Os pontos comuns da matéria societária, que sempre existiram, foram por ele evidenciados e abordados, numa antecipação à uniformização (parcial) que acabou sendo realizada, quase meio século mais tarde, pelo Código Civil de 2002.

Podem ser indicados, dentre outros assuntos gerais que diziam respeito a toda e qualquer sociedade, independentemente de ser ela civil ou mercantil, o desenvolvimento histórico, seu conceito e natureza jurídica, sua distinção de figuras afins, a nacionalidade, a personalidade jurídica, os crimes societários e o regime jurídico das sociedades irregulares ou de fato, além das questões relativas à validade e à eficácia do ato constitutivo.

Um dos pontos altos de seus estudos nesse cenário foi o modo como explicou a função do administrador da sociedade, que o levou a criar a expressão "presentação" para deixar manifesto que aquele, quando atua em nome da sociedade no exercício dos poderes que lhe são atribuídos, não detém mandato nem exerce a representação de um ser ausente, porque age como se fosse a própria pessoa jurídica, como se ela, e não ele, estivesse presente na prática dos atos inerentes ao seu objeto.

Na linha dessa perspectiva de abordagem, não deixou o autor de inserir em sua obra a sociedade cooperativa por ele catalogada como uma espécie societária peculiar e tratada de forma sistemática em seus vários aspectos e em suas inúmeras espécies, da mesma forma como tratou das sociedades de investimento, em suas múltiplas manifestações.

Temas atuais, por igual, que à época de seus escritos ainda não atraíam a atenção de nossos juristas, foram por ele tratados com maestria.

Em matéria de coligação, união e controle de sociedades, por exemplo, só havia uma pontual referência no artigo 135, § 2º, do Decreto-lei 2.627/1940, que determinava à companhia participante de outra ou outras sociedades inserir nas suas contas de final do exercício o montante dessa participação e das operações entre elas realizadas, com informações precisas no relatório da diretoria.
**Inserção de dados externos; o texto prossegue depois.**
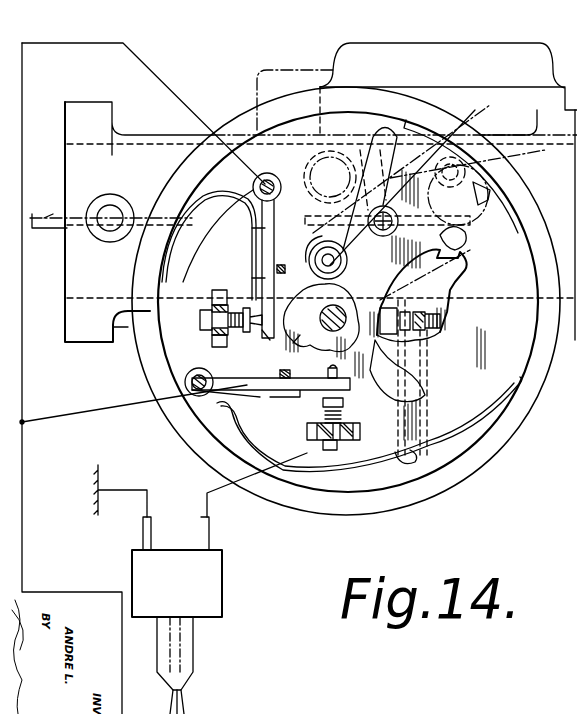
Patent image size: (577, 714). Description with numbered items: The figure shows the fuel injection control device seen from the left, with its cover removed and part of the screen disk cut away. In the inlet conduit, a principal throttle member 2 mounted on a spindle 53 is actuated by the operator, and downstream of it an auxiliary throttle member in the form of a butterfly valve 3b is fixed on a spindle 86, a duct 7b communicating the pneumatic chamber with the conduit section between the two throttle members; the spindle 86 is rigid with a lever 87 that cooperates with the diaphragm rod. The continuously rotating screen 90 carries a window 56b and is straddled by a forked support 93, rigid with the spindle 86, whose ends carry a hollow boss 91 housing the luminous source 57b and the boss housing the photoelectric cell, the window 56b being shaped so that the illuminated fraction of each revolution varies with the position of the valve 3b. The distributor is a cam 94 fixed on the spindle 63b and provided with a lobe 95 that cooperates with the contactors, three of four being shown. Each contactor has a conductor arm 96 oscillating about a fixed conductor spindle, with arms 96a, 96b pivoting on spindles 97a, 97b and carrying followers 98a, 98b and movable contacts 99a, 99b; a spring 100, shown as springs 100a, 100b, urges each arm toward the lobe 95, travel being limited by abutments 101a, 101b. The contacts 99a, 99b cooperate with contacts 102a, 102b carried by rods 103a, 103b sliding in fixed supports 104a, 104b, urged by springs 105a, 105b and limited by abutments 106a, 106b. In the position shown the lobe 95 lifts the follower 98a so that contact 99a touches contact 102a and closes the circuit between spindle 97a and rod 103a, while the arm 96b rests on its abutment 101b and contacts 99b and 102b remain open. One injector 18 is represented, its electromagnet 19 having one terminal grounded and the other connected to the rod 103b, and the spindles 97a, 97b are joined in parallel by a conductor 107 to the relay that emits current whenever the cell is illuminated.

The principal throttle member 2 is at (49, 209).
The auxiliary throttle member 3b is at (466, 241).
The duct 7b is at (284, 68).
The injector 18 is at (180, 645).
The electromagnet 19 is at (205, 580).
The spindle 53 is at (107, 213).
The window 56b is at (468, 268).
The luminous source 57b is at (310, 262).
The spindle 63b is at (336, 318).
The spindle 86 is at (395, 225).
The lever 87 is at (470, 180).
The screen 90 is at (472, 355).
The hollow boss 91 is at (318, 253).
The forked support 93 is at (440, 140).
The cam 94 is at (291, 375).
The lobe 95 is at (293, 343).
The conductor arm 96 is at (397, 337).
The conductor arm 96a is at (265, 221).
The conductor arm 96b is at (243, 384).
The conductor spindle 97a is at (266, 177).
The conductor spindle 97b is at (206, 372).
The follower 98a is at (267, 333).
The follower 98b is at (340, 378).
The electric contact 99a is at (252, 310).
The electric contact 99b is at (323, 390).
The spring 100 is at (492, 427).
The spring 100a is at (197, 200).
The spring 100b is at (233, 412).
The abutment 101a is at (277, 268).
The abutment 101b is at (250, 391).
The contact 102a is at (215, 342).
The contact 102b is at (327, 407).
The rod 103a is at (113, 327).
The rod 103b is at (330, 450).
The fixed support 104a is at (215, 315).
The fixed support 104b is at (350, 447).
The spring 105a is at (212, 296).
The spring 105b is at (343, 408).
The abutment 106a is at (200, 330).
The abutment 106b is at (337, 450).
The conductor 107 is at (342, 704).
Seus ensinamentos, contudo, já ousavam conceituar e determinar a natureza desses institutos, especificar as formas de controle etc., sabendo-se que só vieram a ser normatizados adequadamente na Lei 6.404/1976.

O mesmo ocorreu em relação a outros institutos, como o consórcio e o cartel, que Pontes de Miranda desenvolveu a partir dos conhecimentos que colheu na legislação e na doutrina estrangeiras, uma vez que, no Brasil, eram extremamente incipientes e fragmentários os estudos e as regras a eles relativos. É importante lembrar que o consórcio só ingressou no direito positivo brasileiro em 1976, com a reforma da lei do anonimato, e o cartel só tomou foros de relevância e passou a preocupar nossos juristas a partir da reestruturação do Cade, ocorrida com a Lei 8.884/1994 (hoje Lei 12.529/2011). Também a tumultuosa questão da desconsideração da pessoa societária que, ainda inexplorada entre nós, foi por ele tratada no plano da ineficácia, com menção, de passagem, a alguns dos estudos já desenvolvidos a respeito pela doutrina alemã.

Em remate, é indispensável registrar que, no tratamento da matéria societária, Pontes de Miranda manteve a mesma postura que o marcou como um jurista independente e convicto de suas ideias; um jurista que produzia seus trabalhos guiado exclusivamente pelo que lhe determinava sua consciência, sem se deixar influenciar ou contaminar pelas críticas que lhe pudessem ser feitas. Afirmando serem os sistemas jurídicos sistemas lógicos, mostrou toda sua coerência, não se constrangendo em condenar, com frases breves e incisivas, toda e qualquer decisão ou tese incongruente, por maior que fosse a Corte, por melhor que fosse seu autor.